Mungkin ini cuma dendam.

"Aku taiknya serigala. Dua kali. Pertama hamil, kedua ditinggal sehabis ngentod." Aku minum kola lagi, sebelum amarah menggelegak sampai mulut. Terlambat. "Terus, ngilang gitu aja. Aku gagal kuliah. Keguguran sampai kritis di UGD. Nenek kumat kolesterolnya. Lalu meracau, 'wah cucuku, kamu cantik sekali. Matamu besar. Hidungmu mancung. Tulang pipimu tinggi. Wajahmu tirus. Bibirmu tebal. Dan rambutmu sama seperti ibumu sebelum dia meninggal: hitam, panjang, bergelombang'."

Aku minum kola lagi. Tidak peduli sodanya menggerogoti tenggorokanku seperti semut. Aku lebih baik makan tarantula sekarang dan merasakan sensasi kaki-kaki berbulunya tersangkut di lidah, gigi, pangkal tenggorokan, amandel, sampai kerongkongan. Toh, aku sudah pernah mengulum yang berbulu berkali-kali. Sebelum sengatnya meletus, dan cairan putih lengket berhamburan memenuhi ruang bernapasku hingga terbatuk-batuk.

Rasanya ingin menderita secara harfiah. Sebab, rasa abstrak hanya memberi bayangan: sebuah ilusi untuk diratapi. Padahal sakit itu tidak ada, cuma rekayasa hati yang tak mau perih sendirian. Ia benci melihat otak, lambung, dan jantung bersenang-senang. Jadi, ayo, mari kita patah sama-sama.

Aku mendengar derak perutku yang kosong. Sejak kemarin, hanya sepiring batagor dan berbotol-botol soda memenuhi kantong lambungku.
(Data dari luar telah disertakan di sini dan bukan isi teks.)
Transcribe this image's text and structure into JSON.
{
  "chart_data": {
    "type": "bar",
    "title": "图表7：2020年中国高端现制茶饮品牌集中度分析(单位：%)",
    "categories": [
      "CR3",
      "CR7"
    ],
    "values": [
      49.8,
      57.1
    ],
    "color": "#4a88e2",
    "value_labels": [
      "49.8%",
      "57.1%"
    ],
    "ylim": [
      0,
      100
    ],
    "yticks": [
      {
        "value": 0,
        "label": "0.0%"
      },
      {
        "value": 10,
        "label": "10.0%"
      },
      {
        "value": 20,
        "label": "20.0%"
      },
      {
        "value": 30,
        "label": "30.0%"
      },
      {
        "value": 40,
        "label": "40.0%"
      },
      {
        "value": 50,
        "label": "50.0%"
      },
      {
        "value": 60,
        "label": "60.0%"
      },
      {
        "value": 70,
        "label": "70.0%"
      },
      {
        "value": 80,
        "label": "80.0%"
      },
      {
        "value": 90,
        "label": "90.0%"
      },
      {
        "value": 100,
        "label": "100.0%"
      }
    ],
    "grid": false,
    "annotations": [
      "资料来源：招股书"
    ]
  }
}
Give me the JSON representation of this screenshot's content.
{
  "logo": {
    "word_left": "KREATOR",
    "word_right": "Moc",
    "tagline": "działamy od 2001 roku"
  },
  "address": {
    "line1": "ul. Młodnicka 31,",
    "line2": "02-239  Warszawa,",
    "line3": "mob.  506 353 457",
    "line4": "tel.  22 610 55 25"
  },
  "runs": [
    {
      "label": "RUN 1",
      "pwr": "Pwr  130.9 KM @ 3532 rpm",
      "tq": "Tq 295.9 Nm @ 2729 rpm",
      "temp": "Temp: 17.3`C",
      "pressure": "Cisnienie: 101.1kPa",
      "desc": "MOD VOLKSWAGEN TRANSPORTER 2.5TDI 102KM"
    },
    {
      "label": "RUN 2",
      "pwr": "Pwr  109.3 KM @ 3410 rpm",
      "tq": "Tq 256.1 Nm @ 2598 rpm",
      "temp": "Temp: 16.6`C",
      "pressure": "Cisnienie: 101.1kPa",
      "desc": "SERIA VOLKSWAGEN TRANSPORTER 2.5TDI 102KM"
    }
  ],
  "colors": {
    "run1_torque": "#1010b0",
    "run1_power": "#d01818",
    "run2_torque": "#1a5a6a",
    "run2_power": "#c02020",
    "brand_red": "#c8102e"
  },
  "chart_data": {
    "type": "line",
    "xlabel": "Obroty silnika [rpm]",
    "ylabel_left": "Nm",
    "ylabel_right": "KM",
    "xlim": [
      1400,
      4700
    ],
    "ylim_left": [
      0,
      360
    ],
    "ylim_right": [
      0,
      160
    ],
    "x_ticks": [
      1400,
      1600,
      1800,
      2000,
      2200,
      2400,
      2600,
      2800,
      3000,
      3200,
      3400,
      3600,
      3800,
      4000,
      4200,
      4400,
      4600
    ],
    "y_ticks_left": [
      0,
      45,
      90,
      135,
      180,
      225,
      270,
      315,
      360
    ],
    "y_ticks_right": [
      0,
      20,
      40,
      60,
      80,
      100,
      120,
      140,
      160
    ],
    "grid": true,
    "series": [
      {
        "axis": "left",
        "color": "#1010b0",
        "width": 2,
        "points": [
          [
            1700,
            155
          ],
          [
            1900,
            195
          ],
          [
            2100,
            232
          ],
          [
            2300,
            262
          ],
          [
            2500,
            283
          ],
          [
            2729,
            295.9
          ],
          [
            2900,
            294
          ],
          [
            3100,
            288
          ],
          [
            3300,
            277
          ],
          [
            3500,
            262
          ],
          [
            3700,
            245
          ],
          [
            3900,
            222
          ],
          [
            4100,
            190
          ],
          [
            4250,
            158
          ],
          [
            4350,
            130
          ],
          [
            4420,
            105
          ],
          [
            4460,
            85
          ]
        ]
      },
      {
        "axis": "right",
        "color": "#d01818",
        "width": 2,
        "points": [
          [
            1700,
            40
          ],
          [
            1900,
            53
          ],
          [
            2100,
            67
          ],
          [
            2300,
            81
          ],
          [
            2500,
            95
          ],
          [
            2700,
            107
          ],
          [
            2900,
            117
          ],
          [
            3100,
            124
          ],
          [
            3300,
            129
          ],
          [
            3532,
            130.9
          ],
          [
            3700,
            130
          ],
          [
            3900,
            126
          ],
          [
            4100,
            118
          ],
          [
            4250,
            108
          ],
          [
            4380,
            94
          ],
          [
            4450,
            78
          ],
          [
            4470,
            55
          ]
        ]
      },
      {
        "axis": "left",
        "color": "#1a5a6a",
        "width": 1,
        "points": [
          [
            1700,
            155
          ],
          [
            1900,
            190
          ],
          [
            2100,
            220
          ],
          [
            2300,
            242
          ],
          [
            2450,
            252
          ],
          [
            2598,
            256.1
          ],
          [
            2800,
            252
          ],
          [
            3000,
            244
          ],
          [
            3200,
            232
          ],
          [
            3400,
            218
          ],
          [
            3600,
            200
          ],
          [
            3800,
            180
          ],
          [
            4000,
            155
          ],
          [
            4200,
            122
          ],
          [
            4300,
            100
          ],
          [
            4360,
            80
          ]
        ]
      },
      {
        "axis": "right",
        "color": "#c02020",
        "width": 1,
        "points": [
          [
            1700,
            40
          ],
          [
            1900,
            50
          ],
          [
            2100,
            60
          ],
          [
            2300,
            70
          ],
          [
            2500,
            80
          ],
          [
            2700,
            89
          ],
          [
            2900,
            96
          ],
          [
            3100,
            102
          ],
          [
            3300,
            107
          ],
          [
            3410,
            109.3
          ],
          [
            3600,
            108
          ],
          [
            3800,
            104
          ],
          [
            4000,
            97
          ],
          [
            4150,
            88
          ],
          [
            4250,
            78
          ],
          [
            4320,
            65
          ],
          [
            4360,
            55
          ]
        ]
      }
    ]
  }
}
"Menyakiti diri sendiri tidak akan menyelesaikan masalah." Temanku mengetik di hadapan laptopnya, sibuk memilih film bermodal wifi gratis minimarket. Dia tertarik pada serial barat berjudul Constantine. Berharap bisa melihat malaikat maut dan berkata: sini, ambil temanku sekarang, sebelum dia mati konyol di jalan dan menghamburkan ususnya.

"Aku mau mati."

"Matilah, lumayan ngurangin beban bumi." Ia masih mengetik. Tampak sibuk cari subtitle yang pas. Beberapa kali unduh, subtitle yang didapatnya selalu tidak sinkron—ada juga yang terjemahannya kacau.
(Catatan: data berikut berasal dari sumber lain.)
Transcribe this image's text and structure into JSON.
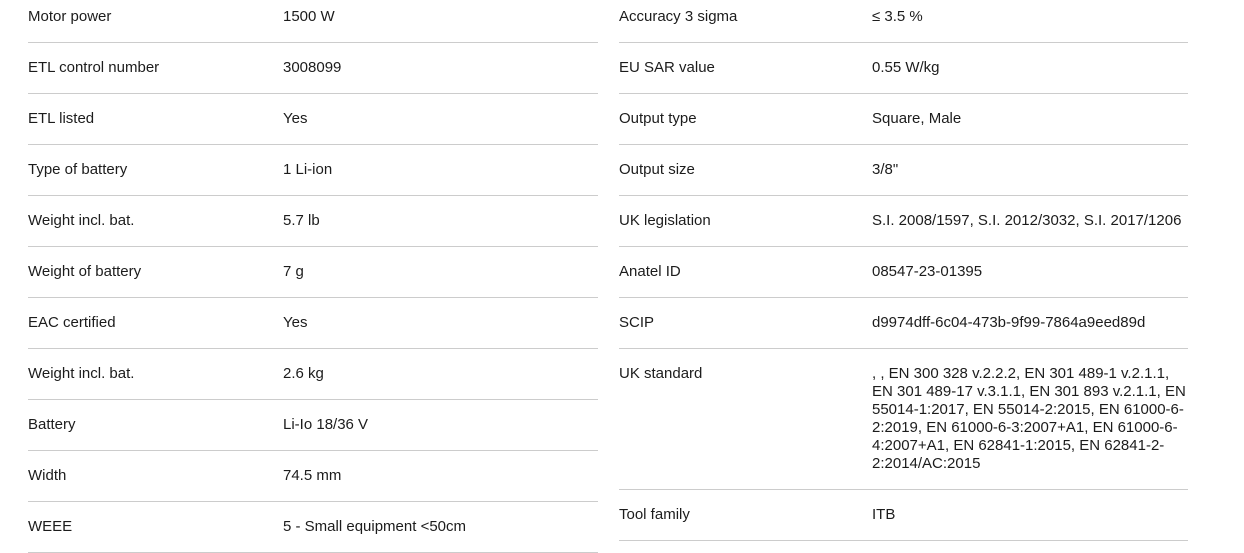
{
  "colors": {
    "text": "#1c1c1c",
    "divider": "#cccccc",
    "background": "#ffffff"
  },
  "spec_table": {
    "left_column": {
      "rows": [
        {
          "label": "Motor power",
          "value": "1500 W"
        },
        {
          "label": "ETL control number",
          "value": "3008099"
        },
        {
          "label": "ETL listed",
          "value": "Yes"
        },
        {
          "label": "Type of battery",
          "value": "1 Li-ion"
        },
        {
          "label": "Weight incl. bat.",
          "value": "5.7 lb"
        },
        {
          "label": "Weight of battery",
          "value": "7 g"
        },
        {
          "label": "EAC certified",
          "value": "Yes"
        },
        {
          "label": "Weight incl. bat.",
          "value": "2.6 kg"
        },
        {
          "label": "Battery",
          "value": "Li-Io 18/36 V"
        },
        {
          "label": "Width",
          "value": "74.5 mm"
        },
        {
          "label": "WEEE",
          "value": "5 - Small equipment <50cm"
        }
      ]
    },
    "right_column": {
      "rows": [
        {
          "label": "Accuracy 3 sigma",
          "value": "≤ 3.5 %"
        },
        {
          "label": "EU SAR value",
          "value": "0.55 W/kg"
        },
        {
          "label": "Output type",
          "value": "Square, Male"
        },
        {
          "label": "Output size",
          "value": "3/8\""
        },
        {
          "label": "UK legislation",
          "value": "S.I. 2008/1597, S.I. 2012/3032, S.I. 2017/1206"
        },
        {
          "label": "Anatel ID",
          "value": "08547-23-01395"
        },
        {
          "label": "SCIP",
          "value": "d9974dff-6c04-473b-9f99-7864a9eed89d"
        },
        {
          "label": "UK standard",
          "value": ", , EN 300 328 v.2.2.2, EN 301 489-1 v.2.1.1, EN 301 489-17 v.3.1.1, EN 301 893 v.2.1.1, EN 55014-1:2017, EN 55014-2:2015, EN 61000-6-2:2019, EN 61000-6-3:2007+A1, EN 61000-6-4:2007+A1, EN 62841-1:2015, EN 62841-2-2:2014/AC:2015"
        },
        {
          "label": "Tool family",
          "value": "ITB"
        }
      ]
    }
  }
}
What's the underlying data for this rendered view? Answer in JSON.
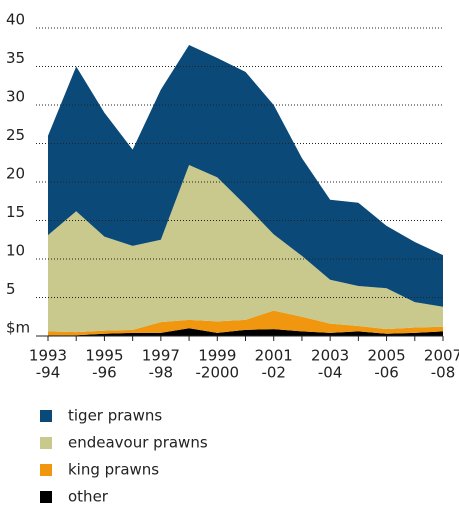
{
  "chart_data": {
    "type": "stacked_area",
    "categories": [
      [
        "1993",
        "-94"
      ],
      null,
      [
        "1995",
        "-96"
      ],
      null,
      [
        "1997",
        "-98"
      ],
      null,
      [
        "1999",
        "-2000"
      ],
      null,
      [
        "2001",
        "-02"
      ],
      null,
      [
        "2003",
        "-04"
      ],
      null,
      [
        "2005",
        "-06"
      ],
      null,
      [
        "2007",
        "-08"
      ]
    ],
    "series": [
      {
        "name": "tiger prawns",
        "color": "#0b4a78",
        "values": [
          12.9,
          18.8,
          16.1,
          12.5,
          19.5,
          15.6,
          15.5,
          17.3,
          16.8,
          12.7,
          10.4,
          10.8,
          8.1,
          7.8,
          6.7
        ]
      },
      {
        "name": "endeavour prawns",
        "color": "#c9c98e",
        "values": [
          12.5,
          15.7,
          12.2,
          10.9,
          10.7,
          20.1,
          18.7,
          14.9,
          9.9,
          7.9,
          5.7,
          5.2,
          5.3,
          3.3,
          2.6
        ]
      },
      {
        "name": "king prawns",
        "color": "#f0960f",
        "values": [
          0.5,
          0.4,
          0.4,
          0.4,
          1.4,
          1.1,
          1.5,
          1.3,
          2.4,
          1.9,
          1.2,
          0.7,
          0.6,
          0.7,
          0.6
        ]
      },
      {
        "name": "other",
        "color": "#000000",
        "values": [
          0.1,
          0.1,
          0.3,
          0.4,
          0.4,
          1.0,
          0.4,
          0.8,
          0.9,
          0.6,
          0.4,
          0.6,
          0.3,
          0.4,
          0.6
        ]
      }
    ],
    "ylim": [
      0,
      40
    ],
    "yticks": [
      {
        "value": 0,
        "label": "$m"
      },
      5,
      10,
      15,
      20,
      25,
      30,
      35,
      40
    ],
    "grid": true
  }
}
"Tapi masih ada nenek, aku gak tega sama dia."

"Bunuh saja. Sebentar lagi juga mati."

Aku mendesah. Piring batagor sudah tandas. Siang makin panas. Dan jalanan di belakangku tetap ramai meski kota ini sangat kecil dan jumlah penduduknya tak lebih dari dua juta orang.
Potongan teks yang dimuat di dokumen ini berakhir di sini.